Molecular basis for serological cross-reactivity between enteroviruses.

The recognition sites for human antibodies which are cross-reactive between different types of enteroviruses were determined and characterized. Serum samples obtained from 58 patients with culture-confirmed enteroviral infections were analyzed in enzyme immunoassays against two sets of overlapping synthetic peptides covering residues 31 to 96 of poliovirus 1 VP1 (Mahoney strain) and residues 31 to 148 of coxsackievirus B1 VP1 (position based on alignment with poliovirus 1 VP1, Mahoney strain).
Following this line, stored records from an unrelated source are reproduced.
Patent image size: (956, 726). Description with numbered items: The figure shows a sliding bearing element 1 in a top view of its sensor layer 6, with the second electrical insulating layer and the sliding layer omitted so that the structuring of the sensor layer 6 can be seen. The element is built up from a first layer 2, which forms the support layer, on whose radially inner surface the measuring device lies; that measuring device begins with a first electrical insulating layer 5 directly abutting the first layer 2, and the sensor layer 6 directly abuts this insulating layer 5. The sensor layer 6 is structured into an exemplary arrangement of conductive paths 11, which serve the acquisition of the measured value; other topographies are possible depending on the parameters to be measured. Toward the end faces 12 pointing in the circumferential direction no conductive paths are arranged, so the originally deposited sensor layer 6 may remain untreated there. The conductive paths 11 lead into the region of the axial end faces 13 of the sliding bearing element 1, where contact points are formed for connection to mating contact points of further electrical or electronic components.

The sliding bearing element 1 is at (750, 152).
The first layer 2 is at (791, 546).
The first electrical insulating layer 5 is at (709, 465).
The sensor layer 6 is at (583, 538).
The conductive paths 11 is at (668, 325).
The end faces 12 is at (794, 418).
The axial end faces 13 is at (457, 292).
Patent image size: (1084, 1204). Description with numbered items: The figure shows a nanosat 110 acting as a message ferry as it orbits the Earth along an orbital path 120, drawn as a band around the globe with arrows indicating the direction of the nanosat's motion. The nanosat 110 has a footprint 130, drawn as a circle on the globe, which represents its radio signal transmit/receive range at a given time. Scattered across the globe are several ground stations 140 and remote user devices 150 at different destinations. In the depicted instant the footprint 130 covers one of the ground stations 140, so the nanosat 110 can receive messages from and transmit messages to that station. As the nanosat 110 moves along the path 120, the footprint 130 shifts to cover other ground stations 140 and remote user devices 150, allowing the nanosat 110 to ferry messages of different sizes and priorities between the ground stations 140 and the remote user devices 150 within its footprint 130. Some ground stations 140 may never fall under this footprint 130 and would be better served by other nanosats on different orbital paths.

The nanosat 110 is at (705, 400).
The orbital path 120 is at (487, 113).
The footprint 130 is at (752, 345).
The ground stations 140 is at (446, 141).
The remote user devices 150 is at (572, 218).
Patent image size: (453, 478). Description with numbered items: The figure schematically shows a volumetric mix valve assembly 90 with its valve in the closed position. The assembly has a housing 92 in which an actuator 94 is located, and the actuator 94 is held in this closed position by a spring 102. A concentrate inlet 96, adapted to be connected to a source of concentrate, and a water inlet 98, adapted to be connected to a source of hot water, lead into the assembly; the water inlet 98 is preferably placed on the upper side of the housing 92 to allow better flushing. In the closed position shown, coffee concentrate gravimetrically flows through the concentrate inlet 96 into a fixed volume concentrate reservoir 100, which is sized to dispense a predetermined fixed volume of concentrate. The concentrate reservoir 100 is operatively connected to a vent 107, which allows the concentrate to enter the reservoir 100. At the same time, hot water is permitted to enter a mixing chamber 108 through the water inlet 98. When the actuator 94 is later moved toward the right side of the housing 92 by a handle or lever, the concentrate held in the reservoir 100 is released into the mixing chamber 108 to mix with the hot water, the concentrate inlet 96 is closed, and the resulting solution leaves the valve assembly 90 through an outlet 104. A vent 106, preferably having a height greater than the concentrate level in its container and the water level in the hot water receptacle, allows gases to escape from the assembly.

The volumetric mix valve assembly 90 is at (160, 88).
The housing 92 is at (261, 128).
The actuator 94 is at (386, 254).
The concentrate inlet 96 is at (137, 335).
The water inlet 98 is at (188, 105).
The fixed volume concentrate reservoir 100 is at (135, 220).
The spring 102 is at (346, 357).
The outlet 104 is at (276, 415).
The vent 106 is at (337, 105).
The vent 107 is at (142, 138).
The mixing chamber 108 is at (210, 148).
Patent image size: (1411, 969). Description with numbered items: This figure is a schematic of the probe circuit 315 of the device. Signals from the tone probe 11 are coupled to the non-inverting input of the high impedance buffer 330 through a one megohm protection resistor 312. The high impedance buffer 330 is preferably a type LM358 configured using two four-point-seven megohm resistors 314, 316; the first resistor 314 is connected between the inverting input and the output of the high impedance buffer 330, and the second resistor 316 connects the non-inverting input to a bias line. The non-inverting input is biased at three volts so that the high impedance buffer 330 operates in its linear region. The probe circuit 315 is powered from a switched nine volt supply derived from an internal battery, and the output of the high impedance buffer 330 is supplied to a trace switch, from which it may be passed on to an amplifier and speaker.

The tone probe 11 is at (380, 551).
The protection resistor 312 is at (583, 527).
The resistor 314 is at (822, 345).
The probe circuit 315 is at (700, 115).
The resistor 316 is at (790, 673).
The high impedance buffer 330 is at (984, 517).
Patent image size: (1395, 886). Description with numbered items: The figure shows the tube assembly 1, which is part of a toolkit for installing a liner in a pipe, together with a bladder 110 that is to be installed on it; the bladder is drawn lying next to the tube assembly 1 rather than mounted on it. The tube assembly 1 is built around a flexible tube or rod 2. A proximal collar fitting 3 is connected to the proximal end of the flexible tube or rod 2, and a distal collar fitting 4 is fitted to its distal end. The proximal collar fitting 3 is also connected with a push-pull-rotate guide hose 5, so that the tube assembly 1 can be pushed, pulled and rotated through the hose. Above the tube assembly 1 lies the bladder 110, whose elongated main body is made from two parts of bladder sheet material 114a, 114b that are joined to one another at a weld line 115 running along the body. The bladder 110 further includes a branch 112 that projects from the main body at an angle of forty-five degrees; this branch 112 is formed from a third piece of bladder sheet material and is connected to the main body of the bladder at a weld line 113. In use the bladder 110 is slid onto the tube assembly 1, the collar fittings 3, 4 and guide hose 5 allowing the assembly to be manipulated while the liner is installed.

A major antigenic region eliciting cross-reactive antibodies could be located to residues 37 to 51 of VP1. Furthermore, a single peptide covering residues 42 to 55 almost completely inhibited the binding of human antibodies to heat-inactivated enteroviruses, indicating that residues 42 to 55 of VP1 contain a major region eliciting cross-reactive antibodies. By using peptide analogs in which each residue within positions 42 to 55 of VP1 was sequentially substituted by Ala or Gly, we were able to determine the most essential residues for human antibody binding in 38 of the convalescent-phase patient serum samples. In a majority of the serum samples, the most essential residues for antibody binding were found to be Pro-42, Ala-43, Leu-44, Thr-45, Ala-46, Glu-48, Thr-49, and Gly-50. All of these residues are conserved, according to known enterovirus sequences, with the divergent echovirus 22 excepted. In conclusion, we could demonstrate that the essential residues for binding of cross-reactive antibodies are well conserved within the enterovirus family. These findings provide a molecular basis for the observed antibody cross-reactivity within the enterovirus group.